第十二話 ワールドマップ
「話は分かった」
ソファの上で足を組み、ふんぞり返っているフェリスがいる。
俺はその手前で正座をしていた。
なんだか俺、正座ばっかりしていないか……
フェリス全裸事件の後、俺は直ちにマイバッハに捕獲され、女王様よろしくソファにふんぞり返ったフェリスの前で
事のあらましと言い訳に終止していたのだった。
「吸血を行いながら寝てしまったのは妾の落ち度である、今回のことは不問とする」
どうやらお許しが出たようだ。
もっとも、よく考えてみれば俺に落ち度はあまりないように感じるのだが、ここでへそを曲げられても困るのでそれは言わないことにする。
「そ、それで、どうであった」
「へ?」
「み、見たのであろう、妾のか、体を……どうであったかと聞いておるのだ」
これで終わりかと思ったら、フェリスは若干照れながらとんでもないことを口走り初めた。
これはあれですか、とりあえず褒めろよという無言の圧力ですか。
俺は返答に困り、ちらりとマイバッハの方を見る。
表情は分からないが、マイバッハは全身から褒めておけオーラを放っていた。
ここは言われた? 通りにしておこう。
「フェリスの体は、とても白くて綺麗だったよ」
フェリスはにぱっと顔を輝かせ、そうであろうと頷いている。
人を褒めるときは、その人がこだわっている部分をまず褒めるべきである、そんな事を誰かから言われた気がするので倣ってみる事にした。

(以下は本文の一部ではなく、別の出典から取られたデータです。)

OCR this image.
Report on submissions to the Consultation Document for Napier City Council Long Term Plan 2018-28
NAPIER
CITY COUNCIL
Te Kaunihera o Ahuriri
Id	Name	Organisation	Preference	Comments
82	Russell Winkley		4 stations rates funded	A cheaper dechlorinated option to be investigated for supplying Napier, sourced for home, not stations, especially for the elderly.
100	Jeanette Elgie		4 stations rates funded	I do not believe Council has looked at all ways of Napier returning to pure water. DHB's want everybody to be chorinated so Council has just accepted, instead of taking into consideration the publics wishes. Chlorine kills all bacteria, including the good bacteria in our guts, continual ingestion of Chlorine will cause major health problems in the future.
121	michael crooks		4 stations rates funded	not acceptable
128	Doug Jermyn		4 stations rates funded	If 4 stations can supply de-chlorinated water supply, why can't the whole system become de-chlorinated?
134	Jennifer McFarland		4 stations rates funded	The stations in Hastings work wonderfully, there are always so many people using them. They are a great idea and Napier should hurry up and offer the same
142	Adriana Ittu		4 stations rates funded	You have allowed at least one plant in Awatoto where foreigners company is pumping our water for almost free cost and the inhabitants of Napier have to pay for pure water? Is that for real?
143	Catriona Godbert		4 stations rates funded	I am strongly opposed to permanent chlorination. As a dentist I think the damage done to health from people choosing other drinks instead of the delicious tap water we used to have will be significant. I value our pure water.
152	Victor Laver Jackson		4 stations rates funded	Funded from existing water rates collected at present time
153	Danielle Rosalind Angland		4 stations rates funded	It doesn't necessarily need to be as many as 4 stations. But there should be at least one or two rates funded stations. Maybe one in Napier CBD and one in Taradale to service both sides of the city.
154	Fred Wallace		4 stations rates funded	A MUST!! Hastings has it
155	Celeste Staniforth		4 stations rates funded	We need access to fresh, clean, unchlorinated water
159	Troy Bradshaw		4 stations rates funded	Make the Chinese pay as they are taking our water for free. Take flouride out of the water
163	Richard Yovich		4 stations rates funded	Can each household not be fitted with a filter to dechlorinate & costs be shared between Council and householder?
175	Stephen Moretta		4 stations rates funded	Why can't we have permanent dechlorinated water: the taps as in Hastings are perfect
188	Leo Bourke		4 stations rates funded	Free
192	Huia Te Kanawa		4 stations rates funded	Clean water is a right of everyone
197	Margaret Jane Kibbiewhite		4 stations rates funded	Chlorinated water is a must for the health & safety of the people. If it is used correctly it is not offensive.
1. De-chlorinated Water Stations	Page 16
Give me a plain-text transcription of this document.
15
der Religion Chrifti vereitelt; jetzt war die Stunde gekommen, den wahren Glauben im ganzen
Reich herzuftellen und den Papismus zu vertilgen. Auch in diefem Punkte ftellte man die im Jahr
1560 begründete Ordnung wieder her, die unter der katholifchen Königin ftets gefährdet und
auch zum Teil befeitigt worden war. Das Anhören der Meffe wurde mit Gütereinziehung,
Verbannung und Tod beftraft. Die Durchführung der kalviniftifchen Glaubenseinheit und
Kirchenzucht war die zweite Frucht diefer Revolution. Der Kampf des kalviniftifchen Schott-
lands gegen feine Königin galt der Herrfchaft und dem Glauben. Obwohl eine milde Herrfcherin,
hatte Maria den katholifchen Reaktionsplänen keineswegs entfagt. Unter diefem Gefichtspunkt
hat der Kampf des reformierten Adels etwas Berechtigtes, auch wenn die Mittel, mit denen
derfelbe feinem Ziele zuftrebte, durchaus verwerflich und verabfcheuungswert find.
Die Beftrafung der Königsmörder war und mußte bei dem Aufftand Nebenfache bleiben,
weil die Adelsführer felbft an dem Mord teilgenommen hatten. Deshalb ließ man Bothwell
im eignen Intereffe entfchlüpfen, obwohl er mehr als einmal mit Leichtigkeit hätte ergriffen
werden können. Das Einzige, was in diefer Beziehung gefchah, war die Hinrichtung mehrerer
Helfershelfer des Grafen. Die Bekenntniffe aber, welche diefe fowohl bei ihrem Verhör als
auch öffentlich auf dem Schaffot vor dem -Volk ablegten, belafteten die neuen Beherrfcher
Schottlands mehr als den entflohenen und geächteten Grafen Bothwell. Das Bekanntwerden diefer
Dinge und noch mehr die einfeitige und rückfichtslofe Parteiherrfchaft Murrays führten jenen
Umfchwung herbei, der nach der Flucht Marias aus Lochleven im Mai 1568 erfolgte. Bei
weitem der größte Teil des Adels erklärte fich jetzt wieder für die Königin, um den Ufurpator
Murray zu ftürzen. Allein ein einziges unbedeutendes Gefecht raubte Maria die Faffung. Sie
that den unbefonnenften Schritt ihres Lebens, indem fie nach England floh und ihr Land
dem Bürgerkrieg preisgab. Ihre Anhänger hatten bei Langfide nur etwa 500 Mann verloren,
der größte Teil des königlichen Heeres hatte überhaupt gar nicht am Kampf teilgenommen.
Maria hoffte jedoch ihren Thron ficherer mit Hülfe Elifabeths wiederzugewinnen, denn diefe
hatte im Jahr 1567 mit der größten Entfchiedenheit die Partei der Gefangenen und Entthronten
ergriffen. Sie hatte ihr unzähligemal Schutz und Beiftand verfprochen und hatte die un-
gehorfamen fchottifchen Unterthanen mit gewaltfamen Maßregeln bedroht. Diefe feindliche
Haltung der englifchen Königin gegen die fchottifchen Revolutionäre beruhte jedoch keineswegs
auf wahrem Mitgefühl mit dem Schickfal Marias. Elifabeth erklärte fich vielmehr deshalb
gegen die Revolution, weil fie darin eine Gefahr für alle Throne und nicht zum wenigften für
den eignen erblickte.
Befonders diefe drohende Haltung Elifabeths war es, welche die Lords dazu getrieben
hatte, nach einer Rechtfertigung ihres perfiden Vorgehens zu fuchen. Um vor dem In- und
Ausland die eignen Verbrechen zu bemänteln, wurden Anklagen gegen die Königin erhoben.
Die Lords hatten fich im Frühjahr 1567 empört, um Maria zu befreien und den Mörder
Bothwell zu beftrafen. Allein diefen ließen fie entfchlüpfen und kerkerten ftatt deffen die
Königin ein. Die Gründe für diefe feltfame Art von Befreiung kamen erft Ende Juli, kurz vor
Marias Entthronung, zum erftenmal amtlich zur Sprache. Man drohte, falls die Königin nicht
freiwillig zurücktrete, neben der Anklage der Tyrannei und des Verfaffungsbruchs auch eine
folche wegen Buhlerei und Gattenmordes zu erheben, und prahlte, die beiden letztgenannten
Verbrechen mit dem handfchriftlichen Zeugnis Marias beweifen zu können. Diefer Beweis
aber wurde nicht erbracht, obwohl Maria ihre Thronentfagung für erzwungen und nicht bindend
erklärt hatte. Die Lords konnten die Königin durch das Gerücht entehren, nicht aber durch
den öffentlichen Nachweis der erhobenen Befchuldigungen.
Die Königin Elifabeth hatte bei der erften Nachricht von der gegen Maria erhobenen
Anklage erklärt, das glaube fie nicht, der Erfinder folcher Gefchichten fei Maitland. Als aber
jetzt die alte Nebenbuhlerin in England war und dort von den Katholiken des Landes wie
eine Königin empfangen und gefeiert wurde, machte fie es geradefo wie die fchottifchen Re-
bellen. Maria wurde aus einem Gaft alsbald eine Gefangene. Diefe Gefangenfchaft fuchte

「まずフェリスの黄金色の髪、長くて綺麗でとてもいい匂いがして、ずっと触っていたいくらい素晴らしいものだよ」
そうであろうそうであろうと頷くフェリス。
「そしてシミ一つない真っ白な肌は透き通るように美しくて、触るととてもスベスベしていて気持ちいい、これもずっと触っていたかったよ」
ふぇっというような表情で顔を赤くするフェリス、よし、この調子だな。
「次にくびれの出始めた腰と、膨らみかけた乳房がとても良いバランスでした、そこに僅かに浮き出たアバラのコントラストがこれはもう芸術……」
ふとフェリスを見ると、顔を真っ赤にしてフルフルしている。
……あれ、これ怒ってないか。
マイバッハの方を見ると、片手を額に当てて首を振っていた。
「誰がそこまで言えといった馬鹿者がああああああああああ!!」
フェリスの雷が落ち、俺はさらに一時間ほど正座しながらフェリスの説教を聞く羽目になるのだった。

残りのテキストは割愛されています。